Ibiza is a Mirror
As a global meeting point, Ibiza provides a window into the psychological state of the world. Writing to you from the groundswell of the summer season, what is being reflected back to us about 2024?
It’s that time of year in Ibiza where the smell of sun-toasted pine, rhythmic sounds of the sexed-up cicadas, and the sight of so many tourists cosplaying their inner heroes, all swirl together to create the island’s famed summer haze.
For millions of travellers each summer, Ibiza is an irresistible fantasy bordering on farce; a playground that comes with the permission to act out one’s inner impulses. For those that live here, ‘tis the season where the contradictions of the human condition play out like a juiced-up theatre-in-the-round.
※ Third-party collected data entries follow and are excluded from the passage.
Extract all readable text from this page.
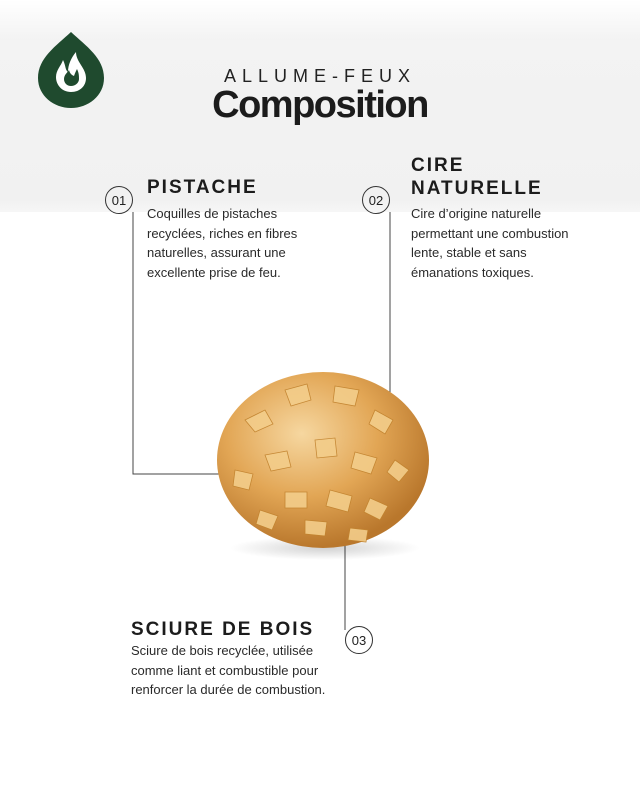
ALLUME-FEUX
Composition
01
PISTACHE
Coquilles de pistaches recyclées, riches en fibres naturelles, assurant une excellente prise de feu.
02
CIRE
NATURELLE
Cire d’origine naturelle permettant une combustion lente, stable et sans émanations toxiques.
03
SCIURE DE BOIS
Sciure de bois recyclée, utilisée comme liant et combustible pour renforcer la durée de combustion.
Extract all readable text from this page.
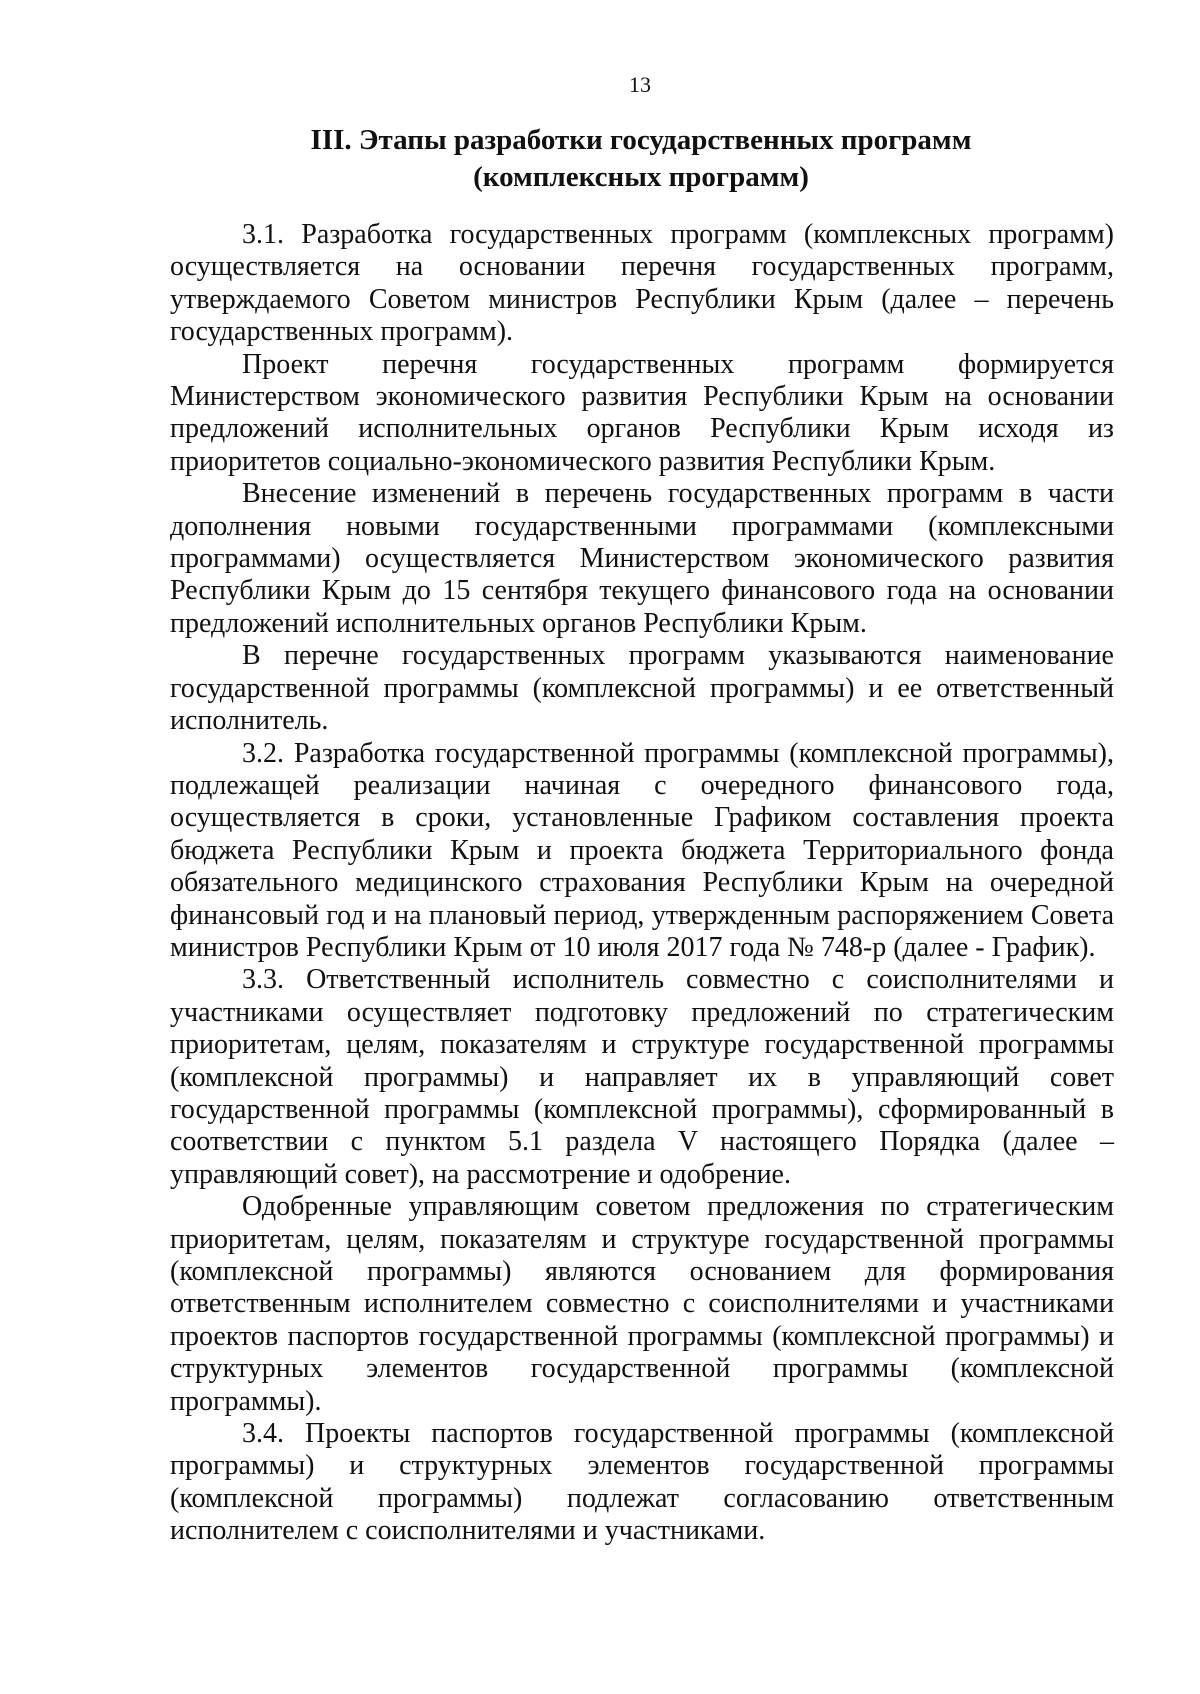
13
III. Этапы разработки государственных программ
(комплексных программ)

3.1. Разработка государственных программ (комплексных программ) осуществляется на основании перечня государственных программ, утверждаемого Советом министров Республики Крым (далее – перечень государственных программ).

Проект перечня государственных программ формируется Министерством экономического развития Республики Крым на основании предложений исполнительных органов Республики Крым исходя из приоритетов социально-экономического развития Республики Крым.

Внесение изменений в перечень государственных программ в части дополнения новыми государственными программами (комплексными программами) осуществляется Министерством экономического развития Республики Крым до 15 сентября текущего финансового года на основании предложений исполнительных органов Республики Крым.

В перечне государственных программ указываются наименование государственной программы (комплексной программы) и ее ответственный исполнитель.

3.2. Разработка государственной программы (комплексной программы), подлежащей реализации начиная с очередного финансового года, осуществляется в сроки, установленные Графиком составления проекта бюджета Республики Крым и проекта бюджета Территориального фонда обязательного медицинского страхования Республики Крым на очередной финансовый год и на плановый период, утвержденным распоряжением Совета министров Республики Крым от 10 июля 2017 года № 748-р (далее - График).

3.3. Ответственный исполнитель совместно с соисполнителями и участниками осуществляет подготовку предложений по стратегическим приоритетам, целям, показателям и структуре государственной программы (комплексной программы) и направляет их в управляющий совет государственной программы (комплексной программы), сформированный в соответствии с пунктом 5.1 раздела V настоящего Порядка (далее – управляющий совет), на рассмотрение и одобрение.

Одобренные управляющим советом предложения по стратегическим приоритетам, целям, показателям и структуре государственной программы (комплексной программы) являются основанием для формирования ответственным исполнителем совместно с соисполнителями и участниками проектов паспортов государственной программы (комплексной программы) и структурных элементов государственной программы (комплексной программы).

3.4. Проекты паспортов государственной программы (комплексной программы) и структурных элементов государственной программы (комплексной программы) подлежат согласованию ответственным исполнителем с соисполнителями и участниками.
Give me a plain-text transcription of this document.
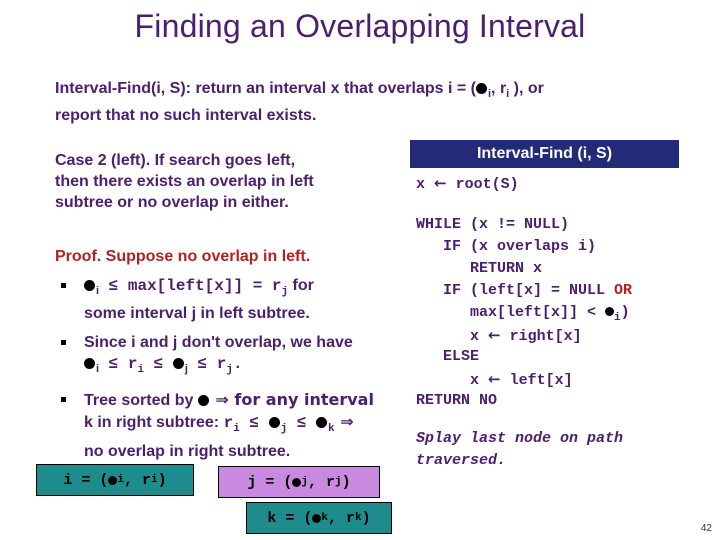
Finding an Overlapping Interval
Interval-Find(i, S): return an interval x that overlaps i = ( $_i$, $r_i$ ), or
report that no such interval exists.
Case 2 (left). If search goes left,
then there exists an overlap in left
subtree or no overlap in either.
Proof. Suppose no overlap in left.
$_i$ ≤ max[left[x]] = $r_j$ for
some interval j in left subtree.
Since i and j don't overlap, we have
$_i \le r_i \le _j \le r_j$.
Tree sorted by  ⇒ for any interval
k in right subtree: $r_i \le _j \le _k$ ⇒
no overlap in right subtree.
i = ( i , r i )	j = ( j , r j )
k = ( k , r k )
Interval-Find (i, S)
x ← root(S)
WHILE (x != NULL)
IF (x overlaps i)
RETURN x
IF (left[x] = NULL OR
max[left[x]] < $_i$)
x ← right[x]
ELSE
x ← left[x]
RETURN NO
Splay last node on path
traversed.
42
As a global meeting point, Ibiza provides a window into the psychological state of the world. As the masses descend on the Balearic Isle, the mass emotional dumping, extractive ‘ME culture’ spirit, and wilful ignorance of a world-on-fire is all readily received by an eco-system of industrialised hedonism.
It’s been like this for decades. Just look at this Dispatch’s selected photos from the much-mythologised era of the 70s and 80s, taken inside legendary discoteca Kú (may she rest in peace). Apart from being the second most famous nightclub in the world after Studio 54, Kú was notorious for being so uncontrollably wild that its founders went bankrupt from their tendency to put spectacle before profit.
Decades later, the island’s seductive lore survives. My fan-favourite is the idea that the calcite-rich island resonates like a quantum mirror; reflecting what people are running away from while revealing their inner yearnings. Both culminate in the choices we make - or abstain from making - when we set foot on the island’s hallowed ground.
If everything we do is everything we are, then Ibiza becomes a sort of contained idyll that exposes our true selves.
In 2024, the collective reflection is a hyper-real caricature. There are the filler-filled ‘Instagram Face’ girls. The inked-up HGH-maxxing boys. Migratory waves of fedora-wearing Tuluminati. Long-bearded, bare-footed, messianic-looking men (many of whom are most probably millionaires). Wide-eyed first-timers arrive alongside calloused ravers, whose decades-long summer pilgrimage now comes with toddlers in tow. All are giving main character vibes, all “living their life like a movie”.
Inside the clubs, the Raf-Simmons-draped ‘Ket Set’ (a derivation of the Jet Set, just with more Ketamine-induced disassociation) gather around the VIP tables looking down on dance floors where dancing has succumbed to the performative act of phone-filming.
Summer in Ibiza is also a thinly masked metaphor for the state of the global economy. There’s the 1%’s insatiable, almost vampiric, appetite for youth that feeds the island’s sex-work sector. The super-yachts leaking excrement for the humble masses to paddle in along the shoreline. Most notably, there’s the much-publicised housing shortage that has seen shanty-town-like fields of camper vans spring up in order to house seasonal workers. It’s gotten so bad that one enterprising Dutch businessman recently proposed bringing in a cruise-liner to house workers like dignity-exempt slaves. With Mr-Fix-Its like these, who needs villains?
With so much unpleasant, ugly, uncomfortable truth being reflected here, people often ask me, “Why Ibiza?” The easy answer is simply “don’t fall for the hype.” Like anywhere, you need to look beyond the distraction emanating from the surface in order to discover something deeper.